Why are British pound (GBP) exchange rate conversions continuing to fall on the global currency markets at the present time?
The answer lies with political risk and uncertainty - something currency markets are incredibly sensitive to.
Sterling has taken a tumble this week despite the release of better-than-expected construction and services PMI data; usually such a beat on expectations would see the currency bid higher.
The Race Tightens in Scotland
The latest YouGov poll on voting intentions in the upcoming referendum has revealed that the gap between the No and the Yes vote has narrowed markedly.
The No vote still leads at 53% to 47% for the Yes vote, but that represents a narrowing of 8 points from the 14 point lead just a month ago.
"The sudden surge in the Yes vote has clearly unnerved the markets and selling in cable accelerated as the morning wore on with the pair trading to a low of 1.6520. Currency markets are notoriously sensitive to political risk and if the polling suggests that the Yes vote is approaching the margin of error then cable could see a further sell off through the key 1.6500 support level," says Schlossberg.
We had been forecasting a positive September for the pound, however we had also warned that the main risk in the near-term concerns the Scottish independence vote.
At the time of writing (04/09) currency markets are seen extending their GBP sell-off:
- The pound to dollar exchange rate (Cable) is seen to convert at 1.6335. Consider that the high reached yesterday was 1.6615.
- The pound to euro exchange rate (GBP/EUR) is at 1.2626. The previous day's high was at 1.2654 showing just how far the sterling euro has fallen.
Potential Market Outcomes
Forecasting how financial markets, and the pound sterling in particular, will move before and after the referendum is particularly difficult to call.
Nevertheless, Kathleen Brooks at Forex.com discusses a few potential outcomes:
GBP falls in the short term after a yes vote, as markets ponder what this means for the UK; however in the long term GBP rallies as some think that the Britain without Scotland will lead to more Conservative governments getting elected in future, which tends to be currency positive as the Conservatives have better economic reputations.
GBP falls in the short and long term if the UK has to cover Scotland’s portion of UK debt, this could also impact Gilts, and could make it more expensive for the UK to borrow, which would likely be pound negative.
UK stocks may fall on a yes vote, although we think any weakness will be short lived because Scotland is such a small part of the UK economy.

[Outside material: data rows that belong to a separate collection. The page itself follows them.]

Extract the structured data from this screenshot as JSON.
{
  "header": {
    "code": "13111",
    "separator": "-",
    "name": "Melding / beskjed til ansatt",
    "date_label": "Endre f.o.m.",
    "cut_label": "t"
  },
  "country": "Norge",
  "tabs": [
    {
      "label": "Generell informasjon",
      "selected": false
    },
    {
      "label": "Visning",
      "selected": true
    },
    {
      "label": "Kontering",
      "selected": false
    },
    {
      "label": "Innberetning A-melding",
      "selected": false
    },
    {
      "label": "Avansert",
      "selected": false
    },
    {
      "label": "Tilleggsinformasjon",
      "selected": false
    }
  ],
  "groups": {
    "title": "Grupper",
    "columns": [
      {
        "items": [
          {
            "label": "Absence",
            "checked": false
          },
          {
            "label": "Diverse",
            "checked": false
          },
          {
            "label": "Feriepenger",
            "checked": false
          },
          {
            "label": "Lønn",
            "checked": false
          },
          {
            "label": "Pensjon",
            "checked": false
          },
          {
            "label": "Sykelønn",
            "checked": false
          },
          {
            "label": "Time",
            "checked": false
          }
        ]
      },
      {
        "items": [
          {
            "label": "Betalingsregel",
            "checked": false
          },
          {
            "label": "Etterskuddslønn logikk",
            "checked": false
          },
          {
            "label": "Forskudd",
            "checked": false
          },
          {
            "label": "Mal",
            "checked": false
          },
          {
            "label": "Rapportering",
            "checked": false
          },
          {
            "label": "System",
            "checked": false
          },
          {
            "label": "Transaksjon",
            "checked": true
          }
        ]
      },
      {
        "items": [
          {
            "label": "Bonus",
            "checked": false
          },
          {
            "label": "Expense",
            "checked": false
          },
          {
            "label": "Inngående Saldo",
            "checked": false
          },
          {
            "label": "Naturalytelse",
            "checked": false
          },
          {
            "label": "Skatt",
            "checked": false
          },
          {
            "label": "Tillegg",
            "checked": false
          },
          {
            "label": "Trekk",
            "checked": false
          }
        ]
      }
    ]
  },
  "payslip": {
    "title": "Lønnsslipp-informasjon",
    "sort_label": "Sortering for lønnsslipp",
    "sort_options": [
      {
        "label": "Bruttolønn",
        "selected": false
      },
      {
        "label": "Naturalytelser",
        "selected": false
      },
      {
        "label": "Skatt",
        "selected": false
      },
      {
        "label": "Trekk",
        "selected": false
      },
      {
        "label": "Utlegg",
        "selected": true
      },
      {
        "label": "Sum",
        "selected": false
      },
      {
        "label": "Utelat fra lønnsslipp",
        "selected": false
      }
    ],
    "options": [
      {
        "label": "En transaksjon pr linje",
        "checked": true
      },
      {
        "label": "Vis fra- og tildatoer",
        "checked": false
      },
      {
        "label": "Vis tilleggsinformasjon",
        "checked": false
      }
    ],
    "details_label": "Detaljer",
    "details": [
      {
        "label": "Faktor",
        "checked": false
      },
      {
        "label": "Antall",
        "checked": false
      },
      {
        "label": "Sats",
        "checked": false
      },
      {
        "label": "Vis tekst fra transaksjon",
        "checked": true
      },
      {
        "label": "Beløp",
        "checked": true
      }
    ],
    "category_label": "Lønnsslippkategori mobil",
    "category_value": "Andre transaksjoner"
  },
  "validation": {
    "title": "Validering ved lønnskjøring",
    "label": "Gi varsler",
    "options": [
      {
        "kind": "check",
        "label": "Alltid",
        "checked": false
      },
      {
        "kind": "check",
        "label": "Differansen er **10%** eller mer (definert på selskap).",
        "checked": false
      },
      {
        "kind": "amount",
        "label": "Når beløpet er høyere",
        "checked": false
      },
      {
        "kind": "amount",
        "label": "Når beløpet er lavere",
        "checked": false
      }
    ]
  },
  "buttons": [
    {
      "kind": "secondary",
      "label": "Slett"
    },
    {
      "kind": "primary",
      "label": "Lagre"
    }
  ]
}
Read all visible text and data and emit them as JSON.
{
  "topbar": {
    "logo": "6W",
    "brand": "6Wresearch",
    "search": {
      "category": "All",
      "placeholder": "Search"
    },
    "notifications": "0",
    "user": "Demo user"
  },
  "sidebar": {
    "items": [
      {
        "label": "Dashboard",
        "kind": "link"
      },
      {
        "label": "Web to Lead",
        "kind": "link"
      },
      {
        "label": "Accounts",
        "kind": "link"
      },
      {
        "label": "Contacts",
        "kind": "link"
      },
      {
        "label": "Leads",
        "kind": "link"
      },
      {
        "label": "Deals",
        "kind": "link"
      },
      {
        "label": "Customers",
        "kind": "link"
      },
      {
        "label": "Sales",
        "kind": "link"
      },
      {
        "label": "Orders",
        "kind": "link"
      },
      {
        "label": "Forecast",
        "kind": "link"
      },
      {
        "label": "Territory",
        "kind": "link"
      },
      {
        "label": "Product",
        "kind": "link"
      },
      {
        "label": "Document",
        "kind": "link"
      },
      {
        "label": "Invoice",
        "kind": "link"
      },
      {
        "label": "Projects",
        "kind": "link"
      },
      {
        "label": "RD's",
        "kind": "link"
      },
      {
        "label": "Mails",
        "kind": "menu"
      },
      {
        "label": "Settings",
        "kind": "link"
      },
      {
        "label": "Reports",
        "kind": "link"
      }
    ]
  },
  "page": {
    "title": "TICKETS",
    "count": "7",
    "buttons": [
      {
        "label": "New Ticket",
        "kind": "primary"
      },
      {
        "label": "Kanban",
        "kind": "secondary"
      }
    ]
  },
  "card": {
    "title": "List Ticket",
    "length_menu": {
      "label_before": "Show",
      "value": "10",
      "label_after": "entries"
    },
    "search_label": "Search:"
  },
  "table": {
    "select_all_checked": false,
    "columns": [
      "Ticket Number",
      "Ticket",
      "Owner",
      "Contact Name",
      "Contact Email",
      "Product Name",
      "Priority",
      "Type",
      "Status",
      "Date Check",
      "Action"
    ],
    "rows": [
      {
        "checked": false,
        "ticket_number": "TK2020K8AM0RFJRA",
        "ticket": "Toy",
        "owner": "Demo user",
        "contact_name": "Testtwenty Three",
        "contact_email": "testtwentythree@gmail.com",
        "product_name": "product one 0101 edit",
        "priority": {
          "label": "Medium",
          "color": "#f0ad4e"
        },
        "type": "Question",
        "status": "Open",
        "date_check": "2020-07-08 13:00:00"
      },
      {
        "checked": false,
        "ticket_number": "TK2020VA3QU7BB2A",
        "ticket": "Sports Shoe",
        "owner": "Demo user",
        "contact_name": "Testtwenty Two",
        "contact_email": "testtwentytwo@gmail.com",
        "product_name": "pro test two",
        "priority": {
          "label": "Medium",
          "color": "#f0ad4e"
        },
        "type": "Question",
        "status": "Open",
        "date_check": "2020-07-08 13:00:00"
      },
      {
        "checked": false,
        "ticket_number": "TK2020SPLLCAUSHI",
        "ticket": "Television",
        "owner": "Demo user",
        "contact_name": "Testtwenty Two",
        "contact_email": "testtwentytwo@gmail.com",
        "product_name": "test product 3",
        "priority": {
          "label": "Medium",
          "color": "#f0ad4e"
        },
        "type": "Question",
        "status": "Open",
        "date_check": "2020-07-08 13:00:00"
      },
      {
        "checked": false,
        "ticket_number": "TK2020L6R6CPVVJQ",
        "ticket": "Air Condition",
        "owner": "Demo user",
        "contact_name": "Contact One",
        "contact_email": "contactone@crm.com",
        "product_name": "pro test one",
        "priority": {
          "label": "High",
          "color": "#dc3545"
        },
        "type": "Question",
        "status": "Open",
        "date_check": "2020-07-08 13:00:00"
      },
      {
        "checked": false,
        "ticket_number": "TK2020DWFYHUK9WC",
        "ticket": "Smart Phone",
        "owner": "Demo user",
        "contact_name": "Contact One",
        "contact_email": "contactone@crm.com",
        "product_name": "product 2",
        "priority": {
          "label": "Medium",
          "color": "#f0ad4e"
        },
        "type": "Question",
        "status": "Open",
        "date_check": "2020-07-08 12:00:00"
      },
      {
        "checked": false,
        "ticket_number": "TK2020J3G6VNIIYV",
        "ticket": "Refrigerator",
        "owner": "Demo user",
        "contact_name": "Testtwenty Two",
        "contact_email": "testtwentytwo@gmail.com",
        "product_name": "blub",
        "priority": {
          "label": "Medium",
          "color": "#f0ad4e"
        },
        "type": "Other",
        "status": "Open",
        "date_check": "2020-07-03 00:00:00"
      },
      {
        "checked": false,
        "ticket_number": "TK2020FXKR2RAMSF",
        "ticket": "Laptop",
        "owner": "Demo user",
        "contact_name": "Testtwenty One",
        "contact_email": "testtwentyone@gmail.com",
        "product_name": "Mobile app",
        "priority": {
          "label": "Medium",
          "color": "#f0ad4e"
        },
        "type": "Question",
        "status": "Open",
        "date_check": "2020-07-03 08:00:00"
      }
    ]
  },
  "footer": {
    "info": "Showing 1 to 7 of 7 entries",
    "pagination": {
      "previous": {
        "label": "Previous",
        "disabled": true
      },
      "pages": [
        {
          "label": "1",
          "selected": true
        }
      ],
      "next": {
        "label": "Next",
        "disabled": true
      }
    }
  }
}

But, if the international community thinks that a yes vote for Scotland makes it more likely that the UK will leave the EU this could be universally bad for UK-based assets.
What Can the Canadian Experience Teach Us?
While the UK has never experienced a referendum of this kind before Brooks points out that it is worth remembering that in 1995 Canada held the Quebec referendum, which asked voters whether Quebec should proclaim national sovereignty and become an independent state, much like the Scottish referendum.
Canadian experience as an example, back in 1995:
- In the two weeks leading up to the Quebec vote, USDCAD rallied (CAD fell) more than 3.5%.
- In the few days before the vote USDCAD traded sideways.
- The day after the vote saw a large reaction in the CAD, USDCAD erased previous gains and fell nearly 3%.
- The Canadian stock market sold off sharply in the run-up to the referendum, however, it bounced back on voting day and the day after.
Forecasts: What Will All This Mean for the Pound?
According to Brooks the outlook for GBP/USD is not aided in anyway by the uncertain outlook:
"We mentioned yesterday that the rebound in the pound did not look sustainable, and it hit a wave of headline-inspired selling pressure around 1.6644 earlier today, well ahead of key resistance at 1.6765 – the 38.2% Fib retracement of the July – August decline.
"The resumption of the downside is now in full swing, and we look for a break of key support at 1.6460 – the low from March 24th. Below here opens the way to 1.6284 – the 38.2% Fib retracement of the July 2013 – July 2014 bull trade."